The objects of this study were the equine IgG and IgG(T) classes of antibodies with immunologic specificity for the dinitrophenyl group and bivalent antigens consisting of linear poly(ethylene glycol) polymers which terminated at both ends in dinitrophenyl groups. Complex formation between antibodies of both classes and one of several sharp fractions of antigen having number average molecular weights in the range 25 000 to 75 000 were studied by measuring the light scattered from solutions containing equimolar amounts (approximately 5 x 10(-6) mol/L) of one of the antibodies and one size fraction of antigen, and variable amounts of monovalent hapten. The data were analyzed in the context of a model that accounted for the formation of linear and cyclic complexes of all extents of aggregation.
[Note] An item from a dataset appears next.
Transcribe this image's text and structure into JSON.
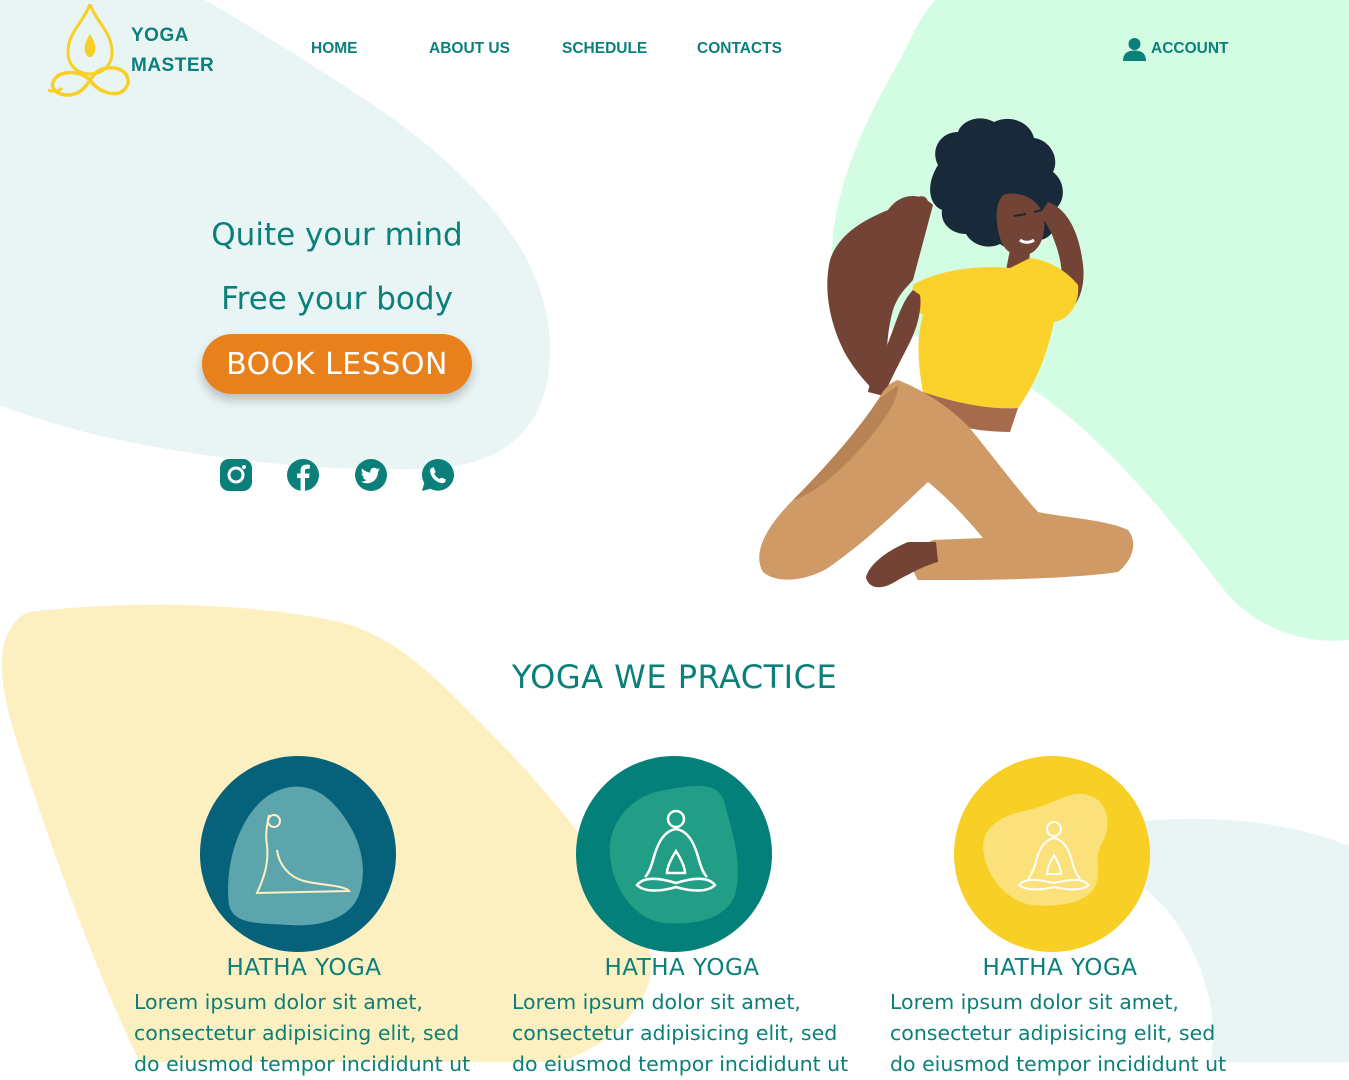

Two parameters in addition to the intrinsic antibody-dinitrophenyl group association constant were found to be necessary in the assumed equilibrium model to account for the behavior of the system. One of these accounted for the looses in configuration entropy that resulted when a random-coil polymer became bound at one end to a space-occupying antibody. The other was a ring closure factor for the formation of cyclic complexes. Ring closure factors for the formation of larger cyclic complexes (present in only small amounts under the conditions studied) were related to the ring closure factor for the formation of the smallest, which was found to increase as antigen size decreased, and for each antigen size to be consistently higher for IgG(T) antibody than for IgG antibody. Comparison of the theoretically estimated values of the two parameters within their measured values indicated that the average conformation of IgG antibodies in solution is open ("T" shaped) but the average inter-Fab are angle in IgG(T) antibodies is approximately 60 degrees or less.